The reason is (the potential for) self driving cars. Once/if there is mature self driving tech, they can eliminate the cost of having to pay human drivers. When you consider Uber in that light, as long as they don't run out of money before self driving maturity, then their high valuation makes sense.

This may seem obvious to some but this fact has been entirely absent from every conversation I have heard about the valuation of uber's IPO ( looking at you Marketplace's "Make Me Smart" ;). It seems like it is taboo to point out that Uber needs to eventually eliminate all their human drivers from the equation.

4 comments

I don't know why this is downvoted; it's just saying what everyone repeats every time this issue comes up.

With that said, I think it's wrong. There is significant competition on the way to making a working SDC. And Uber will not be alone in producing one.
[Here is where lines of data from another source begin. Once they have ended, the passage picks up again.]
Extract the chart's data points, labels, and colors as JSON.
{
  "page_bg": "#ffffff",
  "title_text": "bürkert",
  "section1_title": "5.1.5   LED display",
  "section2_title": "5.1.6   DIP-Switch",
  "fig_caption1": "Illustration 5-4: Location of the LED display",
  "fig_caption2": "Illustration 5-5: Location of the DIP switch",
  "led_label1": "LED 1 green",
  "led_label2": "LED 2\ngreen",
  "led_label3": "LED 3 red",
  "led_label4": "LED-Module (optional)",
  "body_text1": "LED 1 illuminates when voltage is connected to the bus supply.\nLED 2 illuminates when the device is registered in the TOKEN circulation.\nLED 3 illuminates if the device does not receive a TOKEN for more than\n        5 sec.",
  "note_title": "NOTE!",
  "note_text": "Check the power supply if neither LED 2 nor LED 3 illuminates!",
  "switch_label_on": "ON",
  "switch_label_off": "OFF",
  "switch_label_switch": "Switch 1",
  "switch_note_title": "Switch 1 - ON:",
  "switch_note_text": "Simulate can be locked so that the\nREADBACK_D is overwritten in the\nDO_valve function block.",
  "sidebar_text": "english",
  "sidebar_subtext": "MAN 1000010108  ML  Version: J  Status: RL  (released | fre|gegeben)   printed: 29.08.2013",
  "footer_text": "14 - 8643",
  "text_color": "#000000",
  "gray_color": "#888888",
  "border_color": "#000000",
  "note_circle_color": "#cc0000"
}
If and when that happens, yes, they can pay a lot less for their inputs. But the output -- the value of the ride -- will also fall in value, since their competitors don't deal with that cost either! It doesn't translate into superprofits.
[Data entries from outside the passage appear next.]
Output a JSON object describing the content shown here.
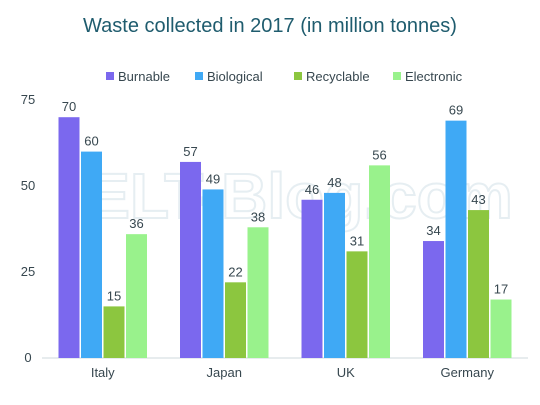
{
  "chart_data": {
    "type": "bar",
    "title": "Waste collected in 2017 (in million tonnes)",
    "categories": [
      "Italy",
      "Japan",
      "UK",
      "Germany"
    ],
    "series": [
      {
        "name": "Burnable",
        "color": "#7b68ee",
        "values": [
          70,
          57,
          46,
          34
        ]
      },
      {
        "name": "Biological",
        "color": "#3fa9f5",
        "values": [
          60,
          49,
          48,
          69
        ]
      },
      {
        "name": "Recyclable",
        "color": "#8cc63f",
        "values": [
          15,
          22,
          31,
          43
        ]
      },
      {
        "name": "Electronic",
        "color": "#99f28c",
        "values": [
          36,
          38,
          56,
          17
        ]
      }
    ],
    "yticks": [
      0,
      25,
      50,
      75
    ],
    "ylim": [
      0,
      75
    ],
    "xlabel": "",
    "ylabel": "",
    "grid": false,
    "legend_position": "top-center",
    "data_labels": true
  },
  "watermark": "ELT-Blog.com"
}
At the most optimistic, Uber might arrive at a street-ready SDC two years before anyone else. Two years of above-normal profits, equal to keeping the revenue they'd pay human drivers, it just not enough to pay back the costs of the program and extreme returns investors demand.

IMHO, it would make much more sense for Uber to just license the SDC tech as it becomes available, playing the vendors off each other, and focus on making their piece of the product -- the app/customer experience -- better.

What I don't understand is why people think Uber will have a competitive advantage vs Waymo et al. once self-driving cars are adopted.

Without a moat, there will be little to no long-term profits.

Because people are used to their brand and app? Good point.
If Uber isn't the first to fully-autonomous, some other company will come about (maybe an extension of the company that creates the autonomous technology) and create their own Uber app and offer rides for cheap, on a scale that Uber couldn't compete with human drivers.

Users are not loyal to a particular ride-sharing app. It's incredibly trivial to switch, and if the new hot autonomous company can offer rides for half the price of Uber, users will switch.

I've heard this argument before and I think it made sense the first time I heard it when self-driving systems were uncommon. But now every major tech/car company is working on it, should it still be considered?

I mean, isn't it likely that a new company/startup will show up when self-driving systems are robust in 5-10-15 years?